Ex vivo DNA damage response assays in tumor slices to predict the | 978
Translational Medicine

Translational Medicine
Open Access

ISSN: 2161-1025

+44 1223 790975

Ex vivo DNA damage response assays in tumor slices to predict therapy response

2nd International Conference on Translational & Personalized Medicine

August 05-07, 2013 Holiday Inn Chicago-North Shore, IL, USA

Dik C. Van Gent

Scientific Tracks Abstracts: Transl Med

Abstract :

One of the hallmarks of cancer is genomic instability, which has been studied extensively in tumor cell lines. It has been much more difficult to study how DNA damage response (DDR) pathways operate in living tumors. Therefore, we developed several techniques to grow short term tumor cell cultures or tumor slices ? ex vivo ? and study the DDR by inducing DNA damage in cultured tumor cells or slices. Several DNA repair proteins accumulate as visible foci on DNA double strand breaks (DSBs). We used this phenomenon to study accumulation of the general markers of DNA breaks (gamma-H2AX and 53BP1) and the homologous recombination repair pathway (RAD51) after DSB induction.
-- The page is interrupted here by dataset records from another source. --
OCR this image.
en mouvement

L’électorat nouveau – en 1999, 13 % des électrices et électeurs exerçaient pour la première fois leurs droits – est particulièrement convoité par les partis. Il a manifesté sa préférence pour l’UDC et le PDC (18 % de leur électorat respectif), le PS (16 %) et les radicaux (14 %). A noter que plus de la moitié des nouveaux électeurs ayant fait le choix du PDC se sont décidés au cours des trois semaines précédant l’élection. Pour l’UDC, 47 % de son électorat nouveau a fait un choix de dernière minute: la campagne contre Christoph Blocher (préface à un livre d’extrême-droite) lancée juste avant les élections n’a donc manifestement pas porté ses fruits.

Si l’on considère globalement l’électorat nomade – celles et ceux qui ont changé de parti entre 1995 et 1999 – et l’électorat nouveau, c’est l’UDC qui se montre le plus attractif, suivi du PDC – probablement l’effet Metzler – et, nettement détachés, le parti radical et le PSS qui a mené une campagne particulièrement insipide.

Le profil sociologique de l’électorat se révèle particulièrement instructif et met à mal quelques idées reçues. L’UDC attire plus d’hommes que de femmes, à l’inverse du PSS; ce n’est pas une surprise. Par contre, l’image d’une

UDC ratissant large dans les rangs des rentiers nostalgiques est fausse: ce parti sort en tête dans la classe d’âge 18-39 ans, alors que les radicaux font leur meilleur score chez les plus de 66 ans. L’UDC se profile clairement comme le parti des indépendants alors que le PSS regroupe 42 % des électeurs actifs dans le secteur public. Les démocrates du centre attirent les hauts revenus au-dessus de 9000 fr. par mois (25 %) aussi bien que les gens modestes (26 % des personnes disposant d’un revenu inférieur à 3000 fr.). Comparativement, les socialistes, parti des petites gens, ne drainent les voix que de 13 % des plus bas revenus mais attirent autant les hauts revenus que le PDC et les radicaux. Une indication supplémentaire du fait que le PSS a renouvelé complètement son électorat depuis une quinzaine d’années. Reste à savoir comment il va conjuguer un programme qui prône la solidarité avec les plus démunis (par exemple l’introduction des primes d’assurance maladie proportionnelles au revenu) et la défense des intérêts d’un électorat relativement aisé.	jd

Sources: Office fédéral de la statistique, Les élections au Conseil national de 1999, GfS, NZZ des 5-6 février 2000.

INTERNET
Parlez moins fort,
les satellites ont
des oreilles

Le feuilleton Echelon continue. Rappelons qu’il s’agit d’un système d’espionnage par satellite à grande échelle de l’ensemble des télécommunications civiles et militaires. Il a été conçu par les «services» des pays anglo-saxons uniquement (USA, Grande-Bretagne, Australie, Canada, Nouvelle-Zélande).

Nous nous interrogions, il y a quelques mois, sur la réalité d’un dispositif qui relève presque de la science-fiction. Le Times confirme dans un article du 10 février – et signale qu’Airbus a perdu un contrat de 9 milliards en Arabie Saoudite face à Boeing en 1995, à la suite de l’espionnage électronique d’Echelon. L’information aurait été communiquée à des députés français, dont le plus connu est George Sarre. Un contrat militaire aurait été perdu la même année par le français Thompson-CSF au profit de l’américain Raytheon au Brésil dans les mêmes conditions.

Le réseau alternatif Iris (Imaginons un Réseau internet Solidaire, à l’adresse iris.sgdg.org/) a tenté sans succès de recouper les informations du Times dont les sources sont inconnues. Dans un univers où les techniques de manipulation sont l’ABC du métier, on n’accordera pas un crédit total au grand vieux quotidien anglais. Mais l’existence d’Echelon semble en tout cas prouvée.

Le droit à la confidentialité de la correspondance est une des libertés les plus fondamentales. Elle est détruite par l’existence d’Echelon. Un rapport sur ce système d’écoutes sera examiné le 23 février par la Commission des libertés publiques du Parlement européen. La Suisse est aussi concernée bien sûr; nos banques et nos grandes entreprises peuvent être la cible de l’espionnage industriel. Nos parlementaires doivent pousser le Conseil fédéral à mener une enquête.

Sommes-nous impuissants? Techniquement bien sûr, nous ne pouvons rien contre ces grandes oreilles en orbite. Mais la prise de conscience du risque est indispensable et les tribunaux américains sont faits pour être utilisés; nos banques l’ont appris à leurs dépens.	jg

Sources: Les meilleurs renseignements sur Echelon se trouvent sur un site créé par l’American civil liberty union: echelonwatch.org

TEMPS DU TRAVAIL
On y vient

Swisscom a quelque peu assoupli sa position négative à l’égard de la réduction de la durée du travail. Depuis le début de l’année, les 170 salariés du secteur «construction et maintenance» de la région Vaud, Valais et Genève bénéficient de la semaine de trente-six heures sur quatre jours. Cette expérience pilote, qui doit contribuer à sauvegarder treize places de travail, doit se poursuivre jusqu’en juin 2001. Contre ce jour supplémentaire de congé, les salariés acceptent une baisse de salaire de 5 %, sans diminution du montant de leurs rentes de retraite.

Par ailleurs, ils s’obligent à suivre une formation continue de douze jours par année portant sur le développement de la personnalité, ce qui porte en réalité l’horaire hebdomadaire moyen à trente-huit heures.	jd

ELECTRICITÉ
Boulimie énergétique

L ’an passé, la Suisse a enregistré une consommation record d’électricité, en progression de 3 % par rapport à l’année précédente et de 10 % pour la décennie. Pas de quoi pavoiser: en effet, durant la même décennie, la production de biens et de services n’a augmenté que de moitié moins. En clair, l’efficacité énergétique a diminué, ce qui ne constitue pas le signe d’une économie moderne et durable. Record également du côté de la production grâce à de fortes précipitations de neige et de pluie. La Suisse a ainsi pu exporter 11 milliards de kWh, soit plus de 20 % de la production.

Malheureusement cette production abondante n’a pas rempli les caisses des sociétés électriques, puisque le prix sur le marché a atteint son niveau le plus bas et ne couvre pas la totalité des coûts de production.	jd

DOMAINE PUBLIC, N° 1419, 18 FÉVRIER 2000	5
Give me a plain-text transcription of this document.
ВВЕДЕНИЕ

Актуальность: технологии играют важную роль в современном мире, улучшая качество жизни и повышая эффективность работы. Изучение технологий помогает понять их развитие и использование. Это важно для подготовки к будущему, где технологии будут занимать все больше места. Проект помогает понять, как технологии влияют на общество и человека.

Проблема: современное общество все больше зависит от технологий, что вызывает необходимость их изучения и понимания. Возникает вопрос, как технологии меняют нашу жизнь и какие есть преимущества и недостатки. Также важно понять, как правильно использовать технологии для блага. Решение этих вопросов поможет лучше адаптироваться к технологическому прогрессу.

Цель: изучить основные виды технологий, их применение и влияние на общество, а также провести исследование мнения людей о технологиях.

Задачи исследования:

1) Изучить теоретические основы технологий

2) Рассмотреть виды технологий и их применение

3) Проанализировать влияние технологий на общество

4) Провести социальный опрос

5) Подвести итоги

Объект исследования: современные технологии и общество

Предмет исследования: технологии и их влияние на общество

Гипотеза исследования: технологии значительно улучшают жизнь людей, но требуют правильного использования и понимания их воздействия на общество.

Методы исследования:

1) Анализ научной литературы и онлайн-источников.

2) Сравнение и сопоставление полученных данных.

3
BRCA1 or BRCA2 deficiency has been shown before to lead to a defect in RAD51 foci formation. We were able to show that BRCA1 deficient and proficient xenograft tumors could be discriminated well on the basis of this assay. We also screened human tumors and found that a BRCA1 deficient tumor metastasis was RAD51 foci deficient, while most sporadic tumors were proficient. Interestingly, we were also able to identify a sporadic tumor that was RAD51 foci deficient. This tumor slice also showed high sensitivity to PARP inhibitor treatment, another hallmark of BRCA1/2 deficient cells. Therefore, we conclude that we developed a robust assay for identifying BRCA-deficient tumors, which will be important to select patients for PARP inhibitor treatment. Furthermore, other therapeutic interventions can also be tested in this system, which maintains tumor slice integrity and proliferation for at least one week.

Biography :

Dik C. Van Gent did his Ph.D. at the Netherlands Cancer Institute (NKI) and postdoctoral studies at the National Institutes of Health (USA). He is now Associate Professor at the world-renowned DNA repair group at the Department of Genetics of the Erasmus MC Rotterdam, one of the largest university medical centers in The Netherlands. He has published more than 50 papers in reputed journals, including Cell, Science and Nature and serves as an editorial board member of ?DNA Repair? and ?Genome Integrity?.